Perhaps most compelling of the American Prosperity Project recommendations are those that companies can undertake on their own. After all, Congress has been and will likely be locked in gridlock going forward, and it’s doubtful it will take up bills that address corporate taxation or tax incentives in the new session. So instead there are recommendations in the report that individual companies can implement, if they truly want to put an end to short-termism. They include giving enhanced shareholder voting rights to investors who hang onto stocks for the long term, and voting on executive pay in a longer time frame so that executives’ incentives aren’t aligned with the need to post big quarterly gains. They also include discouraging short-term earnings guidance so that companies can focus more on the long term. Companies can, after all, refuse to issue earnings guidance, and only share financial information when they issue quarterly reports and other financial statements.
There are a few companies that have already tried to undertake some of these recommendations on their own. Unilever is one. When Polman became CEO, in 2009, he told investors that Unilever would stop issuing quarterly earnings guidance so that the company could focus more on the long term. The market punished Polman for doing so; According to Bloomberg, Unilever stock dropped 22 percent after his announcement compared to the 16 percent experienced by The Financial Times Stock Exchange 100 Index. Since then, the company has taken on some longer-term ideas, buying companies including Seventh Generation and Dollar Shave Club, and investing over a billion dollars in its U.S. factories.

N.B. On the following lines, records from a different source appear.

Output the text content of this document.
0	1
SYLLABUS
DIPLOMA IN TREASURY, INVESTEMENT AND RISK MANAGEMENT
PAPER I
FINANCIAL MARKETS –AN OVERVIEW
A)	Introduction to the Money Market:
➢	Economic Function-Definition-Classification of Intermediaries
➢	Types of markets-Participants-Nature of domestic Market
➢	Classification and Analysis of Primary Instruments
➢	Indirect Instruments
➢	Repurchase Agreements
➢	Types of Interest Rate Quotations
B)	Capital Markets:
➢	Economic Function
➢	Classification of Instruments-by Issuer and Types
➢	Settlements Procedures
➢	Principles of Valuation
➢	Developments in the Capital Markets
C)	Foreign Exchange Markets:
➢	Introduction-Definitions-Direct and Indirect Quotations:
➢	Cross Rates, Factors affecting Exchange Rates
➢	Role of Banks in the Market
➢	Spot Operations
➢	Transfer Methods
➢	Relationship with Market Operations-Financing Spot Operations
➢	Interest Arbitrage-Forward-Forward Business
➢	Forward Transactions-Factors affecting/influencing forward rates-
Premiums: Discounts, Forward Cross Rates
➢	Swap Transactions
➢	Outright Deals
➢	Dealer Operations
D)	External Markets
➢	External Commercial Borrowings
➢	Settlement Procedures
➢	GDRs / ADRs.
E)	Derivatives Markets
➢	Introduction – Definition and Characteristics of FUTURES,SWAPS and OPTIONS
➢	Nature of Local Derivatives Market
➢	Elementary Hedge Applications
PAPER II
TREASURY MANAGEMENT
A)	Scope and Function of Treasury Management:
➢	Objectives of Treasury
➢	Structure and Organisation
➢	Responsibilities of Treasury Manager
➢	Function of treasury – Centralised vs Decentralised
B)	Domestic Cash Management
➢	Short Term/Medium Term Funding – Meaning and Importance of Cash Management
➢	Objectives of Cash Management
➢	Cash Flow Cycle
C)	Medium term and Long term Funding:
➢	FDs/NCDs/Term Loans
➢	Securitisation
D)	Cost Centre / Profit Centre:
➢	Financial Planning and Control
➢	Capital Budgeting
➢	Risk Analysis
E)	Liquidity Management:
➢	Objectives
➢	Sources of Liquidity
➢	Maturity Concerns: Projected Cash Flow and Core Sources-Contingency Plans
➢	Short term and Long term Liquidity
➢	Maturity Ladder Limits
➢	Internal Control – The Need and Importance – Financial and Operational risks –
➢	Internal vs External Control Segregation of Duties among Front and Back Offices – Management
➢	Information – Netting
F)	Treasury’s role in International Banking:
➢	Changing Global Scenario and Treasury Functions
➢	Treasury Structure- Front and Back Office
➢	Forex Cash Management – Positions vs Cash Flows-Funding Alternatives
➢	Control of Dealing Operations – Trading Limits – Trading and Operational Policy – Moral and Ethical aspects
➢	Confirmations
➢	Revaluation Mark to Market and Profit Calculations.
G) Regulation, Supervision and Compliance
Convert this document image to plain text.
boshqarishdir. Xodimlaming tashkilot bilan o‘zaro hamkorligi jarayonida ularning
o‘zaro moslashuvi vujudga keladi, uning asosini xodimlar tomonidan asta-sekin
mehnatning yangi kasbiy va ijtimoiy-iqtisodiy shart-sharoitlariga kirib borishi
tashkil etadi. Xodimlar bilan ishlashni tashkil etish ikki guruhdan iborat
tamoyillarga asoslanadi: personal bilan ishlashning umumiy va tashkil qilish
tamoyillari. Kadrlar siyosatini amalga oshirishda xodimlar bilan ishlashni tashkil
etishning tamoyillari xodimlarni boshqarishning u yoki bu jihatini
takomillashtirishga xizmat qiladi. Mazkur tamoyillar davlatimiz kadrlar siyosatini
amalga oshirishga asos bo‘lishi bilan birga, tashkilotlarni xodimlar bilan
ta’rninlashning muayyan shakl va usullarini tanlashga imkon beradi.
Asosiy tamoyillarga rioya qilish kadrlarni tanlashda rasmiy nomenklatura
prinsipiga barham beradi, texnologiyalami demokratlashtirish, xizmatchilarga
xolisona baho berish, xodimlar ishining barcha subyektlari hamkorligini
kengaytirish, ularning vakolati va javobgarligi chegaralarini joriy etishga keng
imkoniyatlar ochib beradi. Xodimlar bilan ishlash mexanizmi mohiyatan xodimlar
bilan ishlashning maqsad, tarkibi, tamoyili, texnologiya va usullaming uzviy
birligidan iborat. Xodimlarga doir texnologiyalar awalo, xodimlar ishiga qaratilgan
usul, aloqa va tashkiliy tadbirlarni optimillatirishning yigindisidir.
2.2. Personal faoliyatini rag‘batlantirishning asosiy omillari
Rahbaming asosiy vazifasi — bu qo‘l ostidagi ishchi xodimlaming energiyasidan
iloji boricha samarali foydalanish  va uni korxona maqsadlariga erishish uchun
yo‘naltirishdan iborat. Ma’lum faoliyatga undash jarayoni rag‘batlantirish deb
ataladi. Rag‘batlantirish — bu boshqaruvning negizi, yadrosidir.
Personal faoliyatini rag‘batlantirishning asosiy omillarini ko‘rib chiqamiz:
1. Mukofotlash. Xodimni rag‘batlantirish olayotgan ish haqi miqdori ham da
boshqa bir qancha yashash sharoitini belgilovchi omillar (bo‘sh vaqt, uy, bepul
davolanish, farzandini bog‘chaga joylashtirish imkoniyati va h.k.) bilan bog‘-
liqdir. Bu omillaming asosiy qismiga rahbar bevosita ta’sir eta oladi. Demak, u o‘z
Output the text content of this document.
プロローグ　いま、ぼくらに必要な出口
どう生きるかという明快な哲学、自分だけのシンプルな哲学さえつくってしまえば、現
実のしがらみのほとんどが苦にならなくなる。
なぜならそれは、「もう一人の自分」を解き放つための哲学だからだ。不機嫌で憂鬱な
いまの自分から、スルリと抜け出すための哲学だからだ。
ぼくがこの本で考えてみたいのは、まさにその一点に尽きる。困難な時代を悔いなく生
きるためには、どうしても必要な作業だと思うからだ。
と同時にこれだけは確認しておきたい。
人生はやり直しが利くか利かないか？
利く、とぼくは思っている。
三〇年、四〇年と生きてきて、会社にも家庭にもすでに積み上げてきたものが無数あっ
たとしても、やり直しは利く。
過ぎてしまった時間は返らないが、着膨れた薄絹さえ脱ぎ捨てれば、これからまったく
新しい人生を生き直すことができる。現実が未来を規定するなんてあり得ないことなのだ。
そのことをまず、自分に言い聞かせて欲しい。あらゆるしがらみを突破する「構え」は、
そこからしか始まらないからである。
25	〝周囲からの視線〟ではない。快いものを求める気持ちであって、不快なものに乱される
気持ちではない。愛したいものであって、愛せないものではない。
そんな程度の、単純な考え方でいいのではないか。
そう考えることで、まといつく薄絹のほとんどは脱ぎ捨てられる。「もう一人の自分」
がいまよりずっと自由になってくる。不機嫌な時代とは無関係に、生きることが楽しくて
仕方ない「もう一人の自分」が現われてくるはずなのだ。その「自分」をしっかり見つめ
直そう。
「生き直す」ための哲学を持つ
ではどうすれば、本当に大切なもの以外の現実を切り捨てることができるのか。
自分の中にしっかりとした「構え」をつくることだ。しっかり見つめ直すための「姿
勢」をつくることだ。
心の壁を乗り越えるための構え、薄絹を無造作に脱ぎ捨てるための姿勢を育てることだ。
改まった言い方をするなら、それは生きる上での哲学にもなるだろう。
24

It may be difficult to get other companies to follow. After all, few other company CEOs likely have a worldview similar to that of Polman’s, who is well-known for his independent streak.
“Ultimately, the purpose of a company is to serve society, and in doing so shareholders will equally benefit over time,” he told me. Many heads of companies, by contrast, believe that they have a duty to serve shareholders, and hope that the company will benefit over time. This is a mistaken assumption—as Cornell professor Lynn Stout has argued in her book, The Shareholder Value Myth: How Putting Shareholders First Harms Investors, Corporations, and the Public. CEOs think they have to put shareholders first, but they can put the interests of society first, if they choose. Still, many CEOs personally benefit when they act on behalf of shareholders; the way they are paid and evaluated depends on short-term success. It’s likely that their incentives will need to change before they act to stop short-termism on their own.